In order for teachers to effect social change in their schools and the larger society, they need to work together. No historical movement for change was made in isolation. The myth of the teacher as the lone miracle worker who toils under extremely difficult working conditions hampers collaboration between teachers and portrays teachers as divorced from the historical and social/political context. Teachers must "talk with, learn from, and challenge their colleagues in a consistent and constructive manner that reinforces their dual roles as teachers and learners"[49].

Teachers can be activists in their own classrooms by explicitly teaching about similarities and differences among human beings, about racism, discrimination, stereotypes, and heterosexism. Teachers can use the current curriculum to help students develop a critical perspective about what they read, asking questions such as: why is only this viewpoint reflected?

Service learning and including social action components to units are powerful ways of teaching students to be activists in their communities. In addition, bringing parents and community members into the classroom to teach about specific jobs or talents increases the strength of school-community relationships and enriches the classroom environment.

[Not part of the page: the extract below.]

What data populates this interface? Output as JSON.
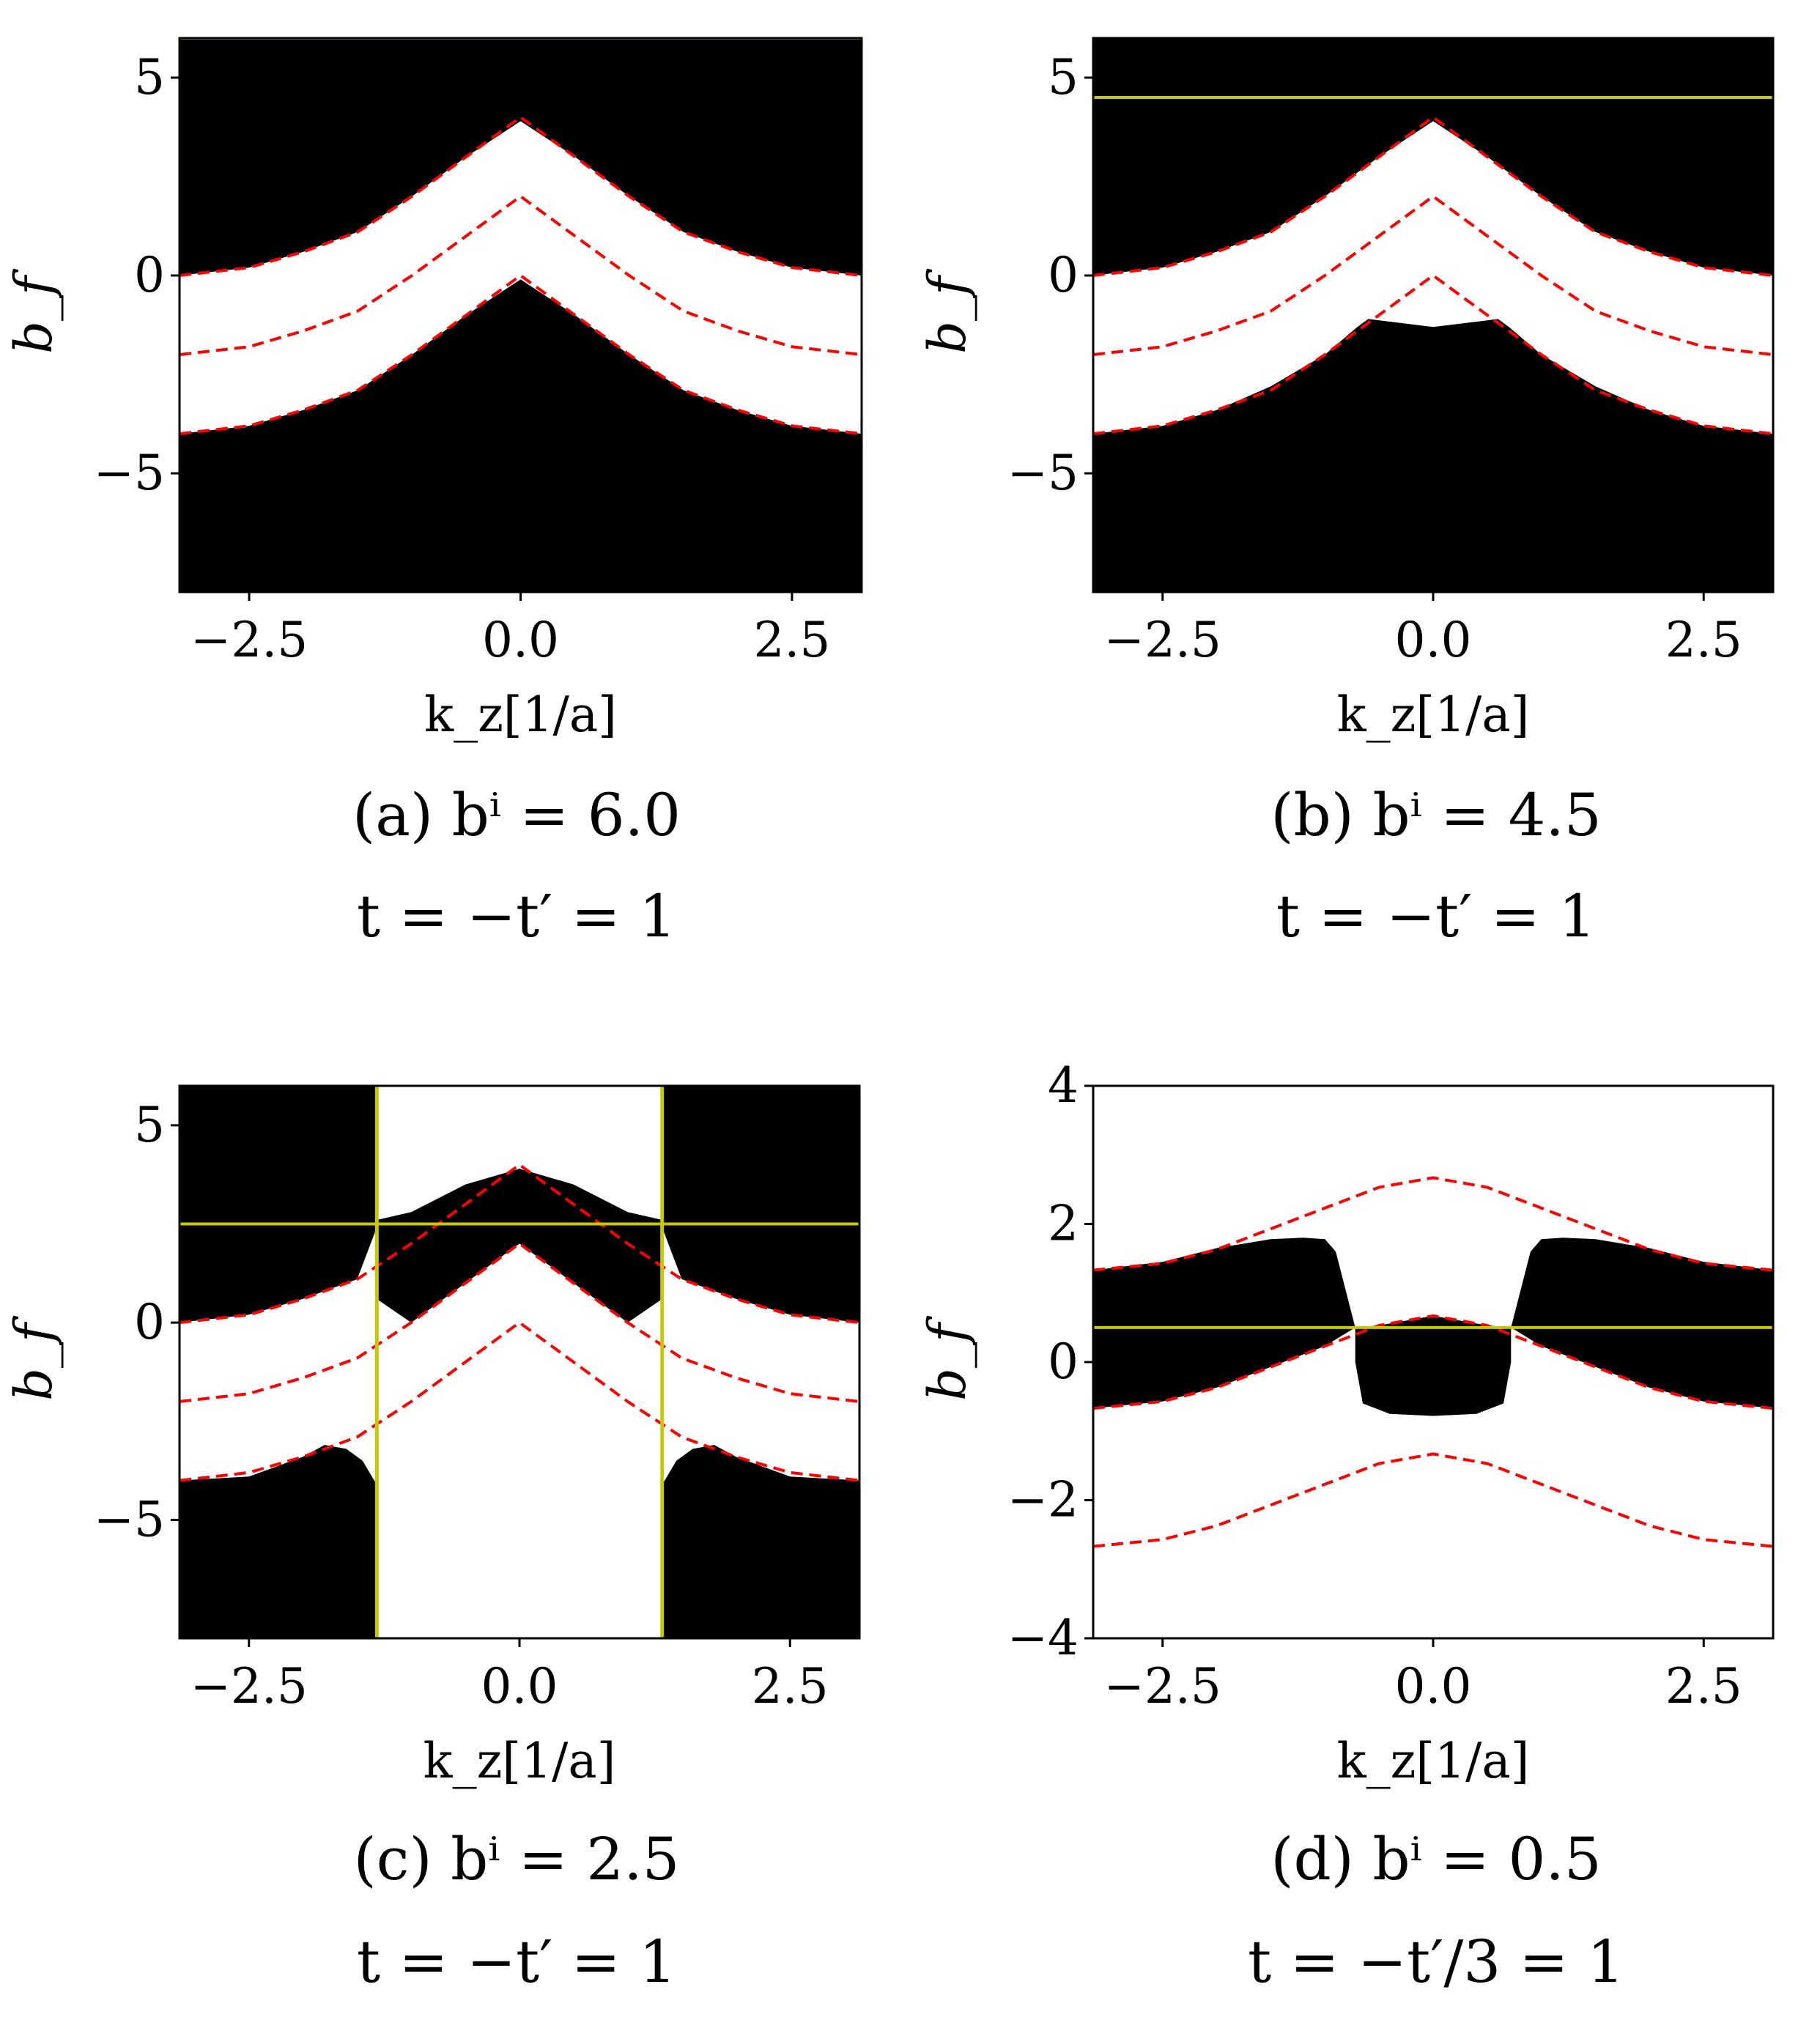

Teachers can lobby collectively to hire a gender-balanced, racially, ethnically and linguistically diverse staff. They can influence job descriptions so that diversity is an important criterion and also push for aggressive outreach efforts to find diverse staff members, using measures such as postings in local papers, community centers, and businesses.

Teachers can join professional organizations committed to equity in public schools. They can subscribe to publications interested in effecting change in education such as Rethinking Schools, and can write articles for Rethinking Schools on their specific pedagogical practices which have been successful. They can request or purchase teaching materials from groups such as Teaching for Tolerance and Teaching for Change. They can continue to educate themselves on issues of equity in education by reading research publications.

John Dewey may have been the first advocate for teaching for social justice when he developed the first theories about technical education and student engagement in the classroom, as well as his seminal works on democracy in education. Following him were George Counts, who focused on a democratically-inclusive, socialistic educational model, while Charles Beard and Myles Horton both provided more individualistic lenses which emphasized teaching for social justice. More recently, bell hooks pioneered a culturally-relevant, critical classroom theory strongly informing teaching for social justice. Ira Shor, Peter McLaren, Henry Giroux and Stanley Arnowitz have each built upon the contributions of Freire to develop uniquely American critical examinations of culture and society. Michael Apple is remarkable for his democracy-focused project which reinforces the tenets of teaching for social justice. Jonathan Kozol, Alfie Kohn, Susan Searls Giroux, Khen Lampert and Lisa Delpit are among the growing body of modern educational theorists who have also contributed greatly to this practice.

Many universities and colleges have programs focused on teaching for social justice, including The Evergreen State College, Penn State University, UCLA and the University of Washington. A number of nonprofit organizations also support the practice in schools, including Mosaic, the Institute for Community Leadership and The Freechild Project.